2. Plaintiff is Entitled to Attorneys Fees and Costs Under the Guarantees
New Jersey law permits parties to a contract to shift liability for attorneys' fees. Dare v. Freefall Adventures, 793 A.2d 125, 135 (N.J.Super.Ct. App. Div. 2002 (citing Cohen v. Fair Lawn Dairies, Inc., 206 A.2d 585 (N.J. Super Ct. App. Div. 1965), certif. granted, 209 A.2d 145, aff'd, 210 A.2d 73 (N.J. 1965). "However, even where attorney-fee shifting is controlled by contractual provisions, courts will strictly construe that provision in light of the general policy disfavoring the award of attorneys' fees." Id. (quoting N. Bergen Rex Transp., Inc., 730 A.2d at 848).

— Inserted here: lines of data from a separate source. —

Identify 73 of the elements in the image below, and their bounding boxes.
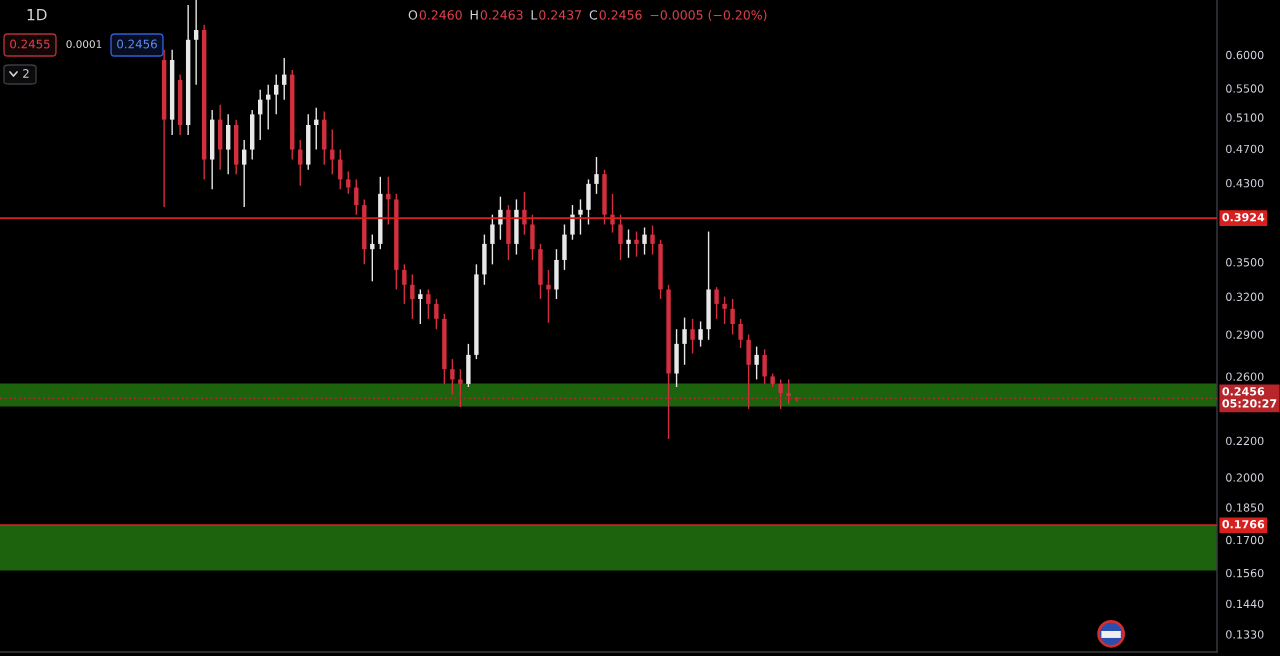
candlestick [402, 263, 407, 305]
y-tick-label: 0.5100 [1226, 113, 1264, 122]
y-tick-label: 0.2200 [1226, 436, 1264, 446]
y-tick-label: 0.2600 [1226, 372, 1264, 381]
y-tick-label: 0.6000 [1226, 50, 1264, 60]
candlestick [650, 224, 655, 256]
candlestick [738, 318, 743, 349]
y-tick-label: 0.3200 [1226, 292, 1264, 301]
y-tick-label: 0.1700 [1226, 535, 1264, 545]
candlestick [570, 204, 575, 241]
y-tick-label: 0.1560 [1226, 568, 1264, 578]
candlestick [730, 298, 735, 336]
annotation: 0.2456 [599, 10, 642, 20]
y-tick-label: 0.2000 [1226, 473, 1264, 482]
annotation: H [470, 10, 478, 20]
candlestick [546, 269, 551, 324]
annotation: 0.0001 [66, 40, 102, 49]
candlestick [330, 128, 335, 175]
ref-line-label: 0.1766 [1222, 520, 1265, 529]
annotation: O [408, 10, 418, 20]
candlestick [754, 345, 759, 381]
candlestick [418, 288, 423, 325]
candlestick [634, 230, 639, 258]
ref-line-label: 0.2456 05:20:27 [1222, 387, 1277, 408]
y-tick-label: 0.2900 [1226, 330, 1264, 339]
candlestick [298, 139, 303, 187]
candlestick [682, 316, 687, 366]
candlestick [778, 378, 783, 410]
candlestick [698, 320, 703, 348]
y-tick-label: 0.1330 [1226, 630, 1264, 639]
candlestick [522, 191, 527, 236]
candlestick [450, 358, 455, 396]
candlestick [578, 198, 583, 236]
candlestick [242, 139, 247, 208]
y-tick-label: 0.5500 [1226, 84, 1264, 93]
ref-line-label: 0.3924 [1222, 212, 1265, 222]
annotation: L [531, 10, 538, 20]
annotation: 0.2456 [117, 39, 157, 49]
annotation: −0.0005 (−0.20%) [650, 9, 767, 22]
y-tick-label: 0.1440 [1226, 599, 1264, 609]
annotation: 0.2455 [10, 39, 50, 49]
candlestick [626, 228, 631, 259]
candlestick [618, 213, 623, 261]
candlestick [722, 295, 727, 325]
annotation: 0.2463 [480, 10, 523, 20]
y-tick-label: 0.3500 [1226, 258, 1264, 267]
candlestick [434, 298, 439, 330]
candlestick [498, 195, 503, 241]
candlestick [386, 176, 391, 226]
candlestick [786, 378, 791, 405]
y-tick-label: 0.4300 [1226, 178, 1264, 188]
candlestick [642, 226, 647, 256]
candlestick [410, 273, 415, 320]
annotation: C [589, 10, 598, 20]
candlestick [490, 213, 495, 266]
annotation: 0.2460 [419, 10, 462, 20]
candlestick [714, 286, 719, 320]
candlestick [690, 318, 695, 355]
candlestick [274, 73, 279, 116]
candlestick [354, 178, 359, 216]
candlestick [762, 348, 767, 385]
y-tick-label: 0.4700 [1226, 144, 1264, 154]
candlestick [594, 156, 599, 195]
annotation: 0.2437 [539, 10, 582, 20]
candlestick [458, 368, 463, 408]
candlestick [266, 84, 271, 131]
candlestick [346, 170, 351, 195]
y-tick-label: 0.1850 [1226, 503, 1264, 512]
annotation: 2 [23, 69, 29, 78]
candlestick [370, 233, 375, 282]
chart-title: 1D [27, 9, 47, 21]
candlestick [426, 288, 431, 320]
candlestick [193, 0, 199, 86]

Under New Jersey law, the shifting of attorneys fees is permissible in the commercial loan context. In Glenfed Financial Corp., the court upheld the validity of a provision of a loan agreement that obligated the defendant debtor to reimburse the creditor plaintiff "for all costs of collection incurred . . . after the occurrence of any event of default . . . including outside attorneys' fees," noting that New Jersey "courts recognize the enforceability of such contractual agreements for the payment of attorneys' fees incurred in a collection action." Id. at 861 (citing Alcoa Edgewater No. 1 Fed. Credit Union v. Carroll, 210 A.2d 68 (N.J. 1965)). As such, the provisions of the Guarantees requiring Defendant to reimburse Plaintiff for attorneys fees and costs are enforceable under New Jersey law. In light of the foregoing, Plaintiff's motion for summary judgment on this ground is granted. Plaintiff shall within 20 days from the date of this Memorandum Opinion and accompanying Order submit to the Court evidence of the fees and expenses incurred in connection with this matter.
II. CONCLUSION
For these reasons, Plaintiff's motion for summary judgment [Docket No. 16]. is granted. An appropriate form of order is filed herewith.